Cloud-based GPU Management Platform

Machine Learning Used to Accelerate Product Engineering

Problem:

Client’s existing solution at the time consisted only of standalone hardware with a command line interface.

Challenges:

Get a proof-of-concept off the ground quickly to evaluate the viability of the product idea. Then, implement the learnings from the PoC to build a portal for managing the deep learning hardware. Although each hardware device has its own CLI interface, there was no way for customers to manage multiple deployments from a single, central console. The cloud based solution brought into focus a host of other challenges that they hadn’t considered initially – like multi-tenancy, reliability, scalability, security, etc.

Solutions:

Tresbu built a secure, scalable, reliable, multi-tenant, AWS-based portal which is used by customers to manage deep learning hardware. The hardware gets deployed in the customers’ own data centers, while the management portal running on the public cloud provided a browser based GUI.
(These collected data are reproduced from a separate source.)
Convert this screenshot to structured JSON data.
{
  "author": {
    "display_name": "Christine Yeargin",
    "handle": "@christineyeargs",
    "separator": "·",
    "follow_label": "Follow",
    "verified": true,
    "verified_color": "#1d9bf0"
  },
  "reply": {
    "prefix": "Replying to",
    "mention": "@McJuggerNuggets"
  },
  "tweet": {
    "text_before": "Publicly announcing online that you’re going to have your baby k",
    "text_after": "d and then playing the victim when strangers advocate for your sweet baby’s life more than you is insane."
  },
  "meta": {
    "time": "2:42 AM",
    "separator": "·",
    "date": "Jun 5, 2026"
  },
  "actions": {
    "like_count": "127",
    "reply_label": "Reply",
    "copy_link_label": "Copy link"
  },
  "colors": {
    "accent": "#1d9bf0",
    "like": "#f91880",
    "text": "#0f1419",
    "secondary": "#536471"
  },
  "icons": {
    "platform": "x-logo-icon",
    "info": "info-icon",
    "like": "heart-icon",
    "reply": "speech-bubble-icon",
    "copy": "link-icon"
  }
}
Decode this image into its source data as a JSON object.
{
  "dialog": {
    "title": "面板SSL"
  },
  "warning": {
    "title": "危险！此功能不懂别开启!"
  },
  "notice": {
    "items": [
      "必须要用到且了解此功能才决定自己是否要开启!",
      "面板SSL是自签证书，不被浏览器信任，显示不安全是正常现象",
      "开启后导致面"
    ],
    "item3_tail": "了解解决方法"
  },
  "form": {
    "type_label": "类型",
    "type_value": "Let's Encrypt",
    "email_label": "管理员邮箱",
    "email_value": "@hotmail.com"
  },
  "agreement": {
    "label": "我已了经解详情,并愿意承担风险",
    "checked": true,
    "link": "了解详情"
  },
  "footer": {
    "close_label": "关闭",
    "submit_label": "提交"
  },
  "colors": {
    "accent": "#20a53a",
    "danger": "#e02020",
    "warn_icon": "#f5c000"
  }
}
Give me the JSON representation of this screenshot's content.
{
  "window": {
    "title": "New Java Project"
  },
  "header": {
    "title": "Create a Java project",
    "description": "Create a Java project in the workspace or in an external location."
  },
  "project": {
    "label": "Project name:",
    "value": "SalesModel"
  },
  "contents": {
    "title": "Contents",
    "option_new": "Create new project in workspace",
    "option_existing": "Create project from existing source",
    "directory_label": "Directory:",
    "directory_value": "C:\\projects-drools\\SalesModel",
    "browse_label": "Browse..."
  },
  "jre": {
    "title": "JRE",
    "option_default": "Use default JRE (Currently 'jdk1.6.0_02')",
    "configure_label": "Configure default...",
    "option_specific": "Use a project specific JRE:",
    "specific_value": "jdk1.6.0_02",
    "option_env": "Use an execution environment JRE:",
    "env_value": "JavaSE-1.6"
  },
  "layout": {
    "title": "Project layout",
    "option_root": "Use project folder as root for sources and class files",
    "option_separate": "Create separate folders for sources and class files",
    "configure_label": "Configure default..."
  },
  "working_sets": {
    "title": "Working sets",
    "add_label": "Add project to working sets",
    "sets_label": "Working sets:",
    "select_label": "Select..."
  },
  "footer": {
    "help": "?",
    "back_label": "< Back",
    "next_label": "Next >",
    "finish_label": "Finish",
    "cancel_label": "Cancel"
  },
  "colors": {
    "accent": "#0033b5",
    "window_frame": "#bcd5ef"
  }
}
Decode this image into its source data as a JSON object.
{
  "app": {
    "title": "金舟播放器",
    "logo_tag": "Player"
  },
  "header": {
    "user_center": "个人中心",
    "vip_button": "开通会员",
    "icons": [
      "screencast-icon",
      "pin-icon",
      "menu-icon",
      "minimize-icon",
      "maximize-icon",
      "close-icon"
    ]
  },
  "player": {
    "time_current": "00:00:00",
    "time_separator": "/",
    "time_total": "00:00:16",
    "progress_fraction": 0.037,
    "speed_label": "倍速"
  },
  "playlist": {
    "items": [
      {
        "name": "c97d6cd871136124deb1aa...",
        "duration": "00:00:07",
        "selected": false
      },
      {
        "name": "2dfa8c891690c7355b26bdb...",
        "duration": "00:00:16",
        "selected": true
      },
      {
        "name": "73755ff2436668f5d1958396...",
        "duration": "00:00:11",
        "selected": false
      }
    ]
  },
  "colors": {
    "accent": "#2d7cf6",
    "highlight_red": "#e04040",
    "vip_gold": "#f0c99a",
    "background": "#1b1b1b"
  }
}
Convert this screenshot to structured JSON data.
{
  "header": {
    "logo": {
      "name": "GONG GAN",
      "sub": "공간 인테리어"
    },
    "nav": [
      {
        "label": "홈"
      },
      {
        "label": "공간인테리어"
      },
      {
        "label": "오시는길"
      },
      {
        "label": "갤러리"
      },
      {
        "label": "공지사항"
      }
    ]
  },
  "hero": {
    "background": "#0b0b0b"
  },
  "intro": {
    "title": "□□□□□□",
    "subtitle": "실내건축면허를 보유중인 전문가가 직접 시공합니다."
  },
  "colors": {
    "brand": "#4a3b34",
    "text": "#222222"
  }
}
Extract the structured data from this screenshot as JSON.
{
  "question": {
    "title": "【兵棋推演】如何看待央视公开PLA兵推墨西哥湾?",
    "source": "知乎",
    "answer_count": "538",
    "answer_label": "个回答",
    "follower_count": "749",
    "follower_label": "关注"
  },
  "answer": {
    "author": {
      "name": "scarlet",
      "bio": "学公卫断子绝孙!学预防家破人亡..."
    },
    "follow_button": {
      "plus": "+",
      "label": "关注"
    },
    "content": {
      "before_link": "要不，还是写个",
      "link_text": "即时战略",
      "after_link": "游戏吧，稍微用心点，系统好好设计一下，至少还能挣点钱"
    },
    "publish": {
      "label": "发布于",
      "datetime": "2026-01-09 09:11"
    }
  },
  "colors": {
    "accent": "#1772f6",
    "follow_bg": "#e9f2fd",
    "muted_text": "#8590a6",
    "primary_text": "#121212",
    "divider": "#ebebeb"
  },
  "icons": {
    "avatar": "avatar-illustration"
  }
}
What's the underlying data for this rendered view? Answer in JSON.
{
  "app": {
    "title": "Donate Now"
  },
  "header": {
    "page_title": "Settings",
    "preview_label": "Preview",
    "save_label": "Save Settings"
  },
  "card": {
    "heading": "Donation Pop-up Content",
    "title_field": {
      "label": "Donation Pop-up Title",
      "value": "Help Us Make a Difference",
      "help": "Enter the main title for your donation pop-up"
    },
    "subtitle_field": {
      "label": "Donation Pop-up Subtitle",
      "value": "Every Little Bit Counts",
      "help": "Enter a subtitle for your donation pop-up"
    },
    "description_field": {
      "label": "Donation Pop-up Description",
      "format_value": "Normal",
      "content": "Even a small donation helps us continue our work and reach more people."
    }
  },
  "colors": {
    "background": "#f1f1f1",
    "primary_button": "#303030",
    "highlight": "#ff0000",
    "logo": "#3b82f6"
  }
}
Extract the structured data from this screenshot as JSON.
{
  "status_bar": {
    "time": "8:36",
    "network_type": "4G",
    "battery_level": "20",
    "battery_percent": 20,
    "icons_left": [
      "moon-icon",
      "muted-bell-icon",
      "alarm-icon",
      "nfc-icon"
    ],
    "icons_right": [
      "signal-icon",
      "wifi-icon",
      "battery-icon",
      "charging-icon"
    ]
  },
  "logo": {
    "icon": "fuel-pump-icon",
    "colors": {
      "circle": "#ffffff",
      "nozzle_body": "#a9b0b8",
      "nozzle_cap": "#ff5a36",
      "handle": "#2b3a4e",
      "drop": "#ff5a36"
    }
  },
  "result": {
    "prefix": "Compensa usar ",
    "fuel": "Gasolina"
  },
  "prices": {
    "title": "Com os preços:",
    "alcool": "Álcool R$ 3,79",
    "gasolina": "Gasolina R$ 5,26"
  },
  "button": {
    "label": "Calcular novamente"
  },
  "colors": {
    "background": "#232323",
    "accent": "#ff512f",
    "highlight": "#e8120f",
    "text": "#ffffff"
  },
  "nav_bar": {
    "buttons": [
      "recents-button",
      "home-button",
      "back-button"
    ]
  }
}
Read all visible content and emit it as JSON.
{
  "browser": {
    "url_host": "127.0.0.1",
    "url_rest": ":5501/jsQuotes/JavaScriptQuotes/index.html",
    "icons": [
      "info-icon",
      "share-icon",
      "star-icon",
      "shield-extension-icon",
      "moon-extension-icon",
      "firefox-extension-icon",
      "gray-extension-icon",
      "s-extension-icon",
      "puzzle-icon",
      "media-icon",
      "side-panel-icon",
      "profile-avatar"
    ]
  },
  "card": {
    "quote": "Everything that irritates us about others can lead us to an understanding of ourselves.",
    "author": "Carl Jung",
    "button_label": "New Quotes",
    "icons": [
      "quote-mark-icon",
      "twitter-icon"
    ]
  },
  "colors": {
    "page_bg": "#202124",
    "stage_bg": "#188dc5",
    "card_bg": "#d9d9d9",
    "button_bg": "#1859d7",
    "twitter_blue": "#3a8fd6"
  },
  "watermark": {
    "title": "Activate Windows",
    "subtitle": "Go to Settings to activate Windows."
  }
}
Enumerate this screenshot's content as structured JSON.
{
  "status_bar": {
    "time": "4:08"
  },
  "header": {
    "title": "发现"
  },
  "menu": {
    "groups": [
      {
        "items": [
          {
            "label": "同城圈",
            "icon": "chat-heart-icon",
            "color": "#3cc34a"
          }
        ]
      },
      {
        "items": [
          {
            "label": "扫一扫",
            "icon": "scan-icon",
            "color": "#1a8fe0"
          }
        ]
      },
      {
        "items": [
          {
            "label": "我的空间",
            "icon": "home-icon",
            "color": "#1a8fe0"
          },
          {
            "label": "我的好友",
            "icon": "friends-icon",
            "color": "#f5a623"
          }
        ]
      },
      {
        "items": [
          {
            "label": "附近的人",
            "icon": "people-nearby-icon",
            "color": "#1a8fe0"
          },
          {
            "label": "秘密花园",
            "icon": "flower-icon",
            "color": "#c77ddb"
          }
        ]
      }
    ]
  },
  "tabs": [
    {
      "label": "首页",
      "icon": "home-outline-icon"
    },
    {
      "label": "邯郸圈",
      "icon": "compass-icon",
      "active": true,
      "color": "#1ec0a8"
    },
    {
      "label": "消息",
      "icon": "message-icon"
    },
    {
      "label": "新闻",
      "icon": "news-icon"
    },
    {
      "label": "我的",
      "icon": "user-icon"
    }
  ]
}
The GUI had a unified multi-tier dashboard – to view the resource (CPU, GPU, RAM, HDD) utilization – both collectively and individually of all the deployed hardware. It allowed customers’ users to add/remove docker containers via the GUI. It also had an admin dashboard to add/remove tenants; view basic analytics of the deployed hardware; and perform other housekeeping functions.

Impact:

The proof of concept was completed in 4 weeks accelerating final solution delivery and allowing internal and external teams to build, test, and deploy new products with greater efficiency.